À l’occasion de la célébration de la Journée mondiale de la liberté de la presse, Christophe Munyanderu, activiste et défenseur des droits humains, coordonnateur de l’APDEF Irumu, a livré un message empreint de reconnaissance et d’interpellation en faveur des journalistes congolais.
"Une nation sans information est une nation morte", a-t-il déclaré en préambule, soulignant le rôle essentiel que joue la presse dans toute société démocratique.
Dans son message, Christophe Munyanderu rend un vibrant hommage à l’ensemble des journalistes, en particulier ceux de l’Est de la République démocratique du Congo, qui continuent d’exercer leur métier dans un contexte marqué par l’insécurité persistante. Il salue leur courage et leur engagement à informer la population, souvent au péril de leur vie.
Le 3 mai, rappelle-t-il, est une journée de réflexion sur l’importance de la liberté de la presse, un pilier fondamental de la démocratie. Il insiste sur la nécessité pour les professionnels des médias d’exercer leur métier sans pression, intimidation ni menace.
Selon lui, une presse libre est le socle d’une nation forte où les droits humains sont respectés. Toutefois, il déplore que depuis plusieurs décennies, les journalistes congolais soient victimes de nombreuses formes d’injustices, limitant leur indépendance et constituant une violation flagrante de leurs droits fondamentaux.

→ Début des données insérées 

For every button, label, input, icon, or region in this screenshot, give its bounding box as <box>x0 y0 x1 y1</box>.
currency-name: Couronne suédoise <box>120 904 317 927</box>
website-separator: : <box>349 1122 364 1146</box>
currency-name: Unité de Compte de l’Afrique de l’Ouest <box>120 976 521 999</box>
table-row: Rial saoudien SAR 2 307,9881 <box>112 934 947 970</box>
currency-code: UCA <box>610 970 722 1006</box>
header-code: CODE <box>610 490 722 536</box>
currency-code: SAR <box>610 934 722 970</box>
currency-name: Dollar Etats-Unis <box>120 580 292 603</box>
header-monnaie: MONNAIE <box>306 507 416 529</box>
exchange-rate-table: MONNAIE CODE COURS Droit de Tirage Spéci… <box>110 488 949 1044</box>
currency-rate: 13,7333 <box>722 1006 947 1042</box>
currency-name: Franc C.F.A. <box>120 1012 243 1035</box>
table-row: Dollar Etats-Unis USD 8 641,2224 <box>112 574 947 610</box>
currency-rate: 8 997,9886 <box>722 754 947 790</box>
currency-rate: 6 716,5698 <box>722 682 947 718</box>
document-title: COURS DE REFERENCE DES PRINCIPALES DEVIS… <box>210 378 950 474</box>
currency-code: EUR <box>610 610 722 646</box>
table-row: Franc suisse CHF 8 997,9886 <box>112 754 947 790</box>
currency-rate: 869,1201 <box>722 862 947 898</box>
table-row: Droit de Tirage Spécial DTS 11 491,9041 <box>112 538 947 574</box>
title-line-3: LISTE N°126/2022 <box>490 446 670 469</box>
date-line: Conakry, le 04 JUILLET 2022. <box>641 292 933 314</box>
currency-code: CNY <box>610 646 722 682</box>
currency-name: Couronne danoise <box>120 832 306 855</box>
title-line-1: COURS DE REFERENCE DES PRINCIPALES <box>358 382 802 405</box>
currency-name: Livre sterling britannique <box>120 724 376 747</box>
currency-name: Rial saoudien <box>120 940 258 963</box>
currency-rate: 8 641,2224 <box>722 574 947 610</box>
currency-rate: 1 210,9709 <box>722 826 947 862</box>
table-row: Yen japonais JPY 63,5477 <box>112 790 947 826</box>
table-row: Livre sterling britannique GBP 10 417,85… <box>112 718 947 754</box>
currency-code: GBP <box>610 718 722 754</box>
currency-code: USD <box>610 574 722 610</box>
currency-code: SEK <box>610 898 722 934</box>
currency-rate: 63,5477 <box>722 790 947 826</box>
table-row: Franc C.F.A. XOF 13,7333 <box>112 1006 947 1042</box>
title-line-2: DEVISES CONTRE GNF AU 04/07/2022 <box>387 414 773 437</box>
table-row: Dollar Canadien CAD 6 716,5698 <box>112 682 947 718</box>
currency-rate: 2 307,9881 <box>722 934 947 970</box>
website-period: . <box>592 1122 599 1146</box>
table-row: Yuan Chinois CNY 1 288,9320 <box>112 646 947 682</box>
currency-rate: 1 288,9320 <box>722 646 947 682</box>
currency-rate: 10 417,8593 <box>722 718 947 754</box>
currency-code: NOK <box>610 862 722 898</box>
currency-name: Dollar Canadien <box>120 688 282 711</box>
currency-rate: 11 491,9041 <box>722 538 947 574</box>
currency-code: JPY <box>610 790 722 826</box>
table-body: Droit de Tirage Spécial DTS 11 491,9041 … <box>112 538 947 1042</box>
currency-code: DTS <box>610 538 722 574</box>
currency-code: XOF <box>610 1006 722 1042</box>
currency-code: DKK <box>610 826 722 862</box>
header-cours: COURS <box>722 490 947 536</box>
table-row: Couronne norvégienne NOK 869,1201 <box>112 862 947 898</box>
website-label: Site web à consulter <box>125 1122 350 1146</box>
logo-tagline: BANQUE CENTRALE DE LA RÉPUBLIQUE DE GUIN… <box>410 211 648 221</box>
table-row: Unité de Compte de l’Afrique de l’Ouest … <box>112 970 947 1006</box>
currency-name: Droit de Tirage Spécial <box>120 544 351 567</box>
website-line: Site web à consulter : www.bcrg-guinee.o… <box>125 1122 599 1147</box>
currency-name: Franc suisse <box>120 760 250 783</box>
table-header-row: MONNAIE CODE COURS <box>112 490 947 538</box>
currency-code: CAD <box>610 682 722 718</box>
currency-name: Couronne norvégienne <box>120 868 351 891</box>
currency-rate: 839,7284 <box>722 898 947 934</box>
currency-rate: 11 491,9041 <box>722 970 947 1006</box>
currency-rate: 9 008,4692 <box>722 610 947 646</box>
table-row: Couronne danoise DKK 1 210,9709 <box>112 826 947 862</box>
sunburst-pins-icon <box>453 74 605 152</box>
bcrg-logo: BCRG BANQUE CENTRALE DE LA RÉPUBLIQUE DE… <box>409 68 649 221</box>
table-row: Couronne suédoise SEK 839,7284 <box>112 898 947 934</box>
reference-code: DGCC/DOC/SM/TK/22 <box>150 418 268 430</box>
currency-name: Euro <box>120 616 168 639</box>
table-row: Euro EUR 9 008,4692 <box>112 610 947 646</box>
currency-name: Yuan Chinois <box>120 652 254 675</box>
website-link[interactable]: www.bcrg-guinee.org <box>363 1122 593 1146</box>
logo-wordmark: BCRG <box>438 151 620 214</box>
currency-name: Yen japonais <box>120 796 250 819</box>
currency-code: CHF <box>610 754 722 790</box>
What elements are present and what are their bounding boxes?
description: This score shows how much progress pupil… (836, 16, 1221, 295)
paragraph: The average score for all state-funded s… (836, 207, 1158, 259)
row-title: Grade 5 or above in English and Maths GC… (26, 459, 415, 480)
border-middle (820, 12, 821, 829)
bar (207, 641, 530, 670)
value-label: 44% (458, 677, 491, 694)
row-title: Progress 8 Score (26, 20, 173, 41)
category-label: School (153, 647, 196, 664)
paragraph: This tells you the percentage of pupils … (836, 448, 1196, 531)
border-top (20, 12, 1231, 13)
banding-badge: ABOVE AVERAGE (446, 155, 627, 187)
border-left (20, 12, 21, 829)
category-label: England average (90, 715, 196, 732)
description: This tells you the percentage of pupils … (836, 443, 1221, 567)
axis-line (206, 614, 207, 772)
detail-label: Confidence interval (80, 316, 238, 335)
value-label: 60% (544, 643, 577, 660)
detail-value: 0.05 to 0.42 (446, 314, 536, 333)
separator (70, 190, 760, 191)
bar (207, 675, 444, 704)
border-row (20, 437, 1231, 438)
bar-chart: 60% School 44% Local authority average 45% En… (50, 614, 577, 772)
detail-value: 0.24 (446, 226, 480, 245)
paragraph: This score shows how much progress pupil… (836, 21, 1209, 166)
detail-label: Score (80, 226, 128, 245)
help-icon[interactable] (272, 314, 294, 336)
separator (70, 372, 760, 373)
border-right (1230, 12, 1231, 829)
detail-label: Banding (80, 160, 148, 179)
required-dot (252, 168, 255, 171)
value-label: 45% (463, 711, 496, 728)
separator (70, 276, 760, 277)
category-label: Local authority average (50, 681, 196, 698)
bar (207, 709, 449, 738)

À travers l’APDEF Irumu (Association pour la Promotion des Droits des Enfants et la Protection des Femmes Vulnérables), Christophe Munyanderu a également rendu hommage aux journalistes tombés sur le terrain, « caméra et dictaphone à la main », ainsi qu’à ceux devenus handicapés dans l’exercice de leur profession. Il a aussi salué la résilience de ceux qui continuent de travailler malgré des conditions difficiles.
Profitant de cette journée, il a lancé un appel pressant au gouvernement congolais afin de garantir la sécurité des professionnels des médias et de rétablir la paix dans les zones en proie à l’insécurité. Il a notamment évoqué la situation des territoires affectés par les violences attribuées aux groupes armés, dont le M23, ayant contraint plusieurs journalistes à se déplacer vers des villes comme Beni, Butembo, Bunia et Kisangani, où ils vivent dans des conditions précaires.
En conclusion, Christophe Munyanderu a réaffirmé son attachement aux valeurs démocratiques et à la liberté d’informer :
"Que vive la RDC, que vive la liberté de la presse congolaise."